Uma pesquisa da Ancham com 100 empresários que participaram do programa + Competitividade Brasil da entidade constatou que os investimentos em inovação no país desaceleraram. De acordo com o levantamento, 65% das companhias ouvidas reduziram investimentos nessa área e a maior alegação para isso foi a maior pressão por resultados.

Mas para 39% dos que disseram que diminuíram os recursos aplicados em inovação havia possibilidade de retomada dos projetos quando a economia se estabilizar enquanto 26% não apresentaram perspectivas de retomada no curto prazo. Já 35% consideram esse investimento estratégico e pretendem mantê-lo independente do cenário econômico.

Os empresários presentes relataram as propostas que consideram importantes para estimular o ambiente de pesquisa & desenvolvimento no País. Segundo eles, em ordem de prioridade, são: desburocratização de processos internos e externos (69%); maior incentivo as startups (13%); e legislação, adoção e incentivo a realização de Parcerias Universidade-Empresa (13%).

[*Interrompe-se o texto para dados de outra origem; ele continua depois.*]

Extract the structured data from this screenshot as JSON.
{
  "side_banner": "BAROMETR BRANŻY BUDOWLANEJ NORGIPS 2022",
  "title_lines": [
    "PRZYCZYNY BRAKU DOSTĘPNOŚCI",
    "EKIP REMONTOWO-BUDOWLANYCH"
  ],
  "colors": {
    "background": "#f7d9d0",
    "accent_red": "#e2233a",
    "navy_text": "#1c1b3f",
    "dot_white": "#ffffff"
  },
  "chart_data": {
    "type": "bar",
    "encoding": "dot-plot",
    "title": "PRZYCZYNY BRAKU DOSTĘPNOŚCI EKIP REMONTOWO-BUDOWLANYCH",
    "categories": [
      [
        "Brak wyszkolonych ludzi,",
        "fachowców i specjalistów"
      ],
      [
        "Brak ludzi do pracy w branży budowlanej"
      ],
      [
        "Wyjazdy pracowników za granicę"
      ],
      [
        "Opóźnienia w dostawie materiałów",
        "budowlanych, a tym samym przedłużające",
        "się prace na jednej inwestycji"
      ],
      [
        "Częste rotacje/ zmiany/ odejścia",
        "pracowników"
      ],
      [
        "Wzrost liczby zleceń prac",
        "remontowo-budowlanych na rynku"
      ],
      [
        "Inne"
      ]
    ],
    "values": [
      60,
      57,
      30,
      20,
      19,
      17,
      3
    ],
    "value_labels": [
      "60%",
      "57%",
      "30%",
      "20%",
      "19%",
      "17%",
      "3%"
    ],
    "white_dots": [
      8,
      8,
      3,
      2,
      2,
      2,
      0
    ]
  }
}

Por último, aparece a retomada e continuidade do programa Ciência Sem Fronteiras (4%)

Das empresas que continuam investimento em ganhos de produtividade via inovação, algumas novas ações são prioridades no curto prazo. Foram listadas: aumento do orçamento para pesquisa & desenvolvimento (25%); adoção de práticas de open innovation (22%); busca por parcerias com universidades brasileiras e internacionais (13%); e aquisição de startups inovadoras (7%).

Mesmo com redução de investimentos, 37% dos empresários ouvidos pela Amcham avaliaram que a produtividade da companhia permaneceu estável quando comparado 1º trimestre de 2016 com o último de 2015. 32% deles empataram ao sinalizar o que diminui ou aumentou.

Sobre os principais obstáculos para ganhos de produtividade na economia, o empresariado enumera os seguintes gargalos: carga tributária (39%); qualificação da mão de obra (27%); burocracia; (16%) baixo nível de inserção no comércio global (10%), e custo de capital (8%).